Когда же доходили слухи о его, так сказать, социальной принадлежности к племени мертвецов, он не отказывался, но и распространяться на эту тему не любил, себя не выдавал, так, поражался иногда прозорливости своих соотечественников.
С некоторых пор интересовали его немногие уцелевшие еще монастыри и церкви, стать монахом он не пытался, но следы Бога искал и со многими святыми людьми беседовал. Некоторые из них после этих бесед исчезали, но греха исчезновения уж совсем не было на совести бессмертного Шурки, этот грех возлагался на другое ведомство.
Однажды вот в таких своих исканиях, в сплошной маете, где-то на монастырском дворе, помогая братьям-монахам чинить велосипед, вспомнил бессмертный Шурка, что не крещен, то ли родители его не верили в Бога, то ли просто окрестить забыли, о чем и сообщил своим новым друзьям.
Его желание креститься в такое время их изумило, вот тут-то и состоялась его беседа с настоятелем местной церкви отцом Михаилом, выявившим небывалые духовные возможности бессмертного Шурки.
— Как же вы так, — спросил он, выслушав просьбу бессмертного Шурки, — родились при старом режиме, в православной семье, человек русский, а к церкви только сейчас решили обратиться, в зрелом возрасте? Что же вы делали?
— Грешил, батюшка, — сказал бессмертный Шурка. — Грешил, грешил и грешил.
— Прелюбодеяние? — строго спросил отец Михаил.
— И оно тоже. Да и другие грехи случались. Вино любил, карты, над Господом нашим смеялся.

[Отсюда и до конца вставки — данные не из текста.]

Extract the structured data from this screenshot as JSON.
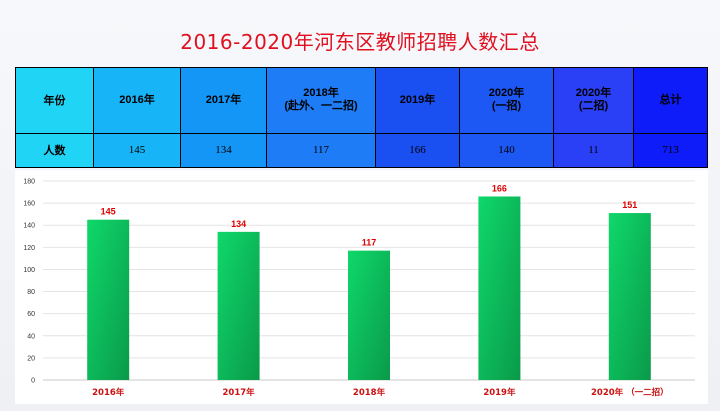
{
  "title": "2016-2020年河东区教师招聘人数汇总",
  "table": {
    "header": {
      "label": "年份",
      "cols": [
        "2016年",
        "2017年",
        "2018年\n(赴外、一二招)",
        "2019年",
        "2020年\n(一招)",
        "2020年\n(二招)",
        "总计"
      ]
    },
    "row": {
      "label": "人数",
      "values": [
        "145",
        "134",
        "117",
        "166",
        "140",
        "11",
        "713"
      ]
    }
  },
  "colors": {
    "title": "#e01020",
    "bar_top": "#0fd86a",
    "bar_bottom": "#0a9a4a",
    "data_label": "#e00000",
    "x_label": "#cc1010"
  },
  "chart_data": {
    "type": "bar",
    "categories": [
      "2016年",
      "2017年",
      "2018年",
      "2019年",
      "2020年 （一二招）"
    ],
    "values": [
      145,
      134,
      117,
      166,
      151
    ],
    "ylim": [
      0,
      180
    ],
    "yticks": [
      0,
      20,
      40,
      60,
      80,
      100,
      120,
      140,
      160,
      180
    ],
    "grid": true,
    "data_labels": true
  }
}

— Это не грех, сын мой, а наваждение, сейчас все смеются, директива такая, а вот вино, карты, женщины — это действительно грех жестокий. Но я тебе эти грехи отпускаю, и будешь ты крещен в семи водах, как Отец наш великий, и крестить тебя я буду собственноручно.
Что он и сделал без лишней помпы — крестил раба Божьего Александра в местной церкви, без свидетелей, в присутствии одной старушки, согласившейся быть крестной матерью.
И тогда случился последний грех бессмертного Шурки. Уже будучи крещеным, вспомнил он, что в детстве завязывали ему бант, как девочке, на голове до трех лет и надевали серебряный маленький крестик, следовательно, крещен он теперь был вторично, в чем отцу Михаилу покаяться побоялся, чем и согрешил еще раз.
Многоразовое свое крещение носил с тех пор бессмертный Шурка как неясную свою вину то ли перед родителями, то ли перед отцом Михаилом, то ли перед самим Богом.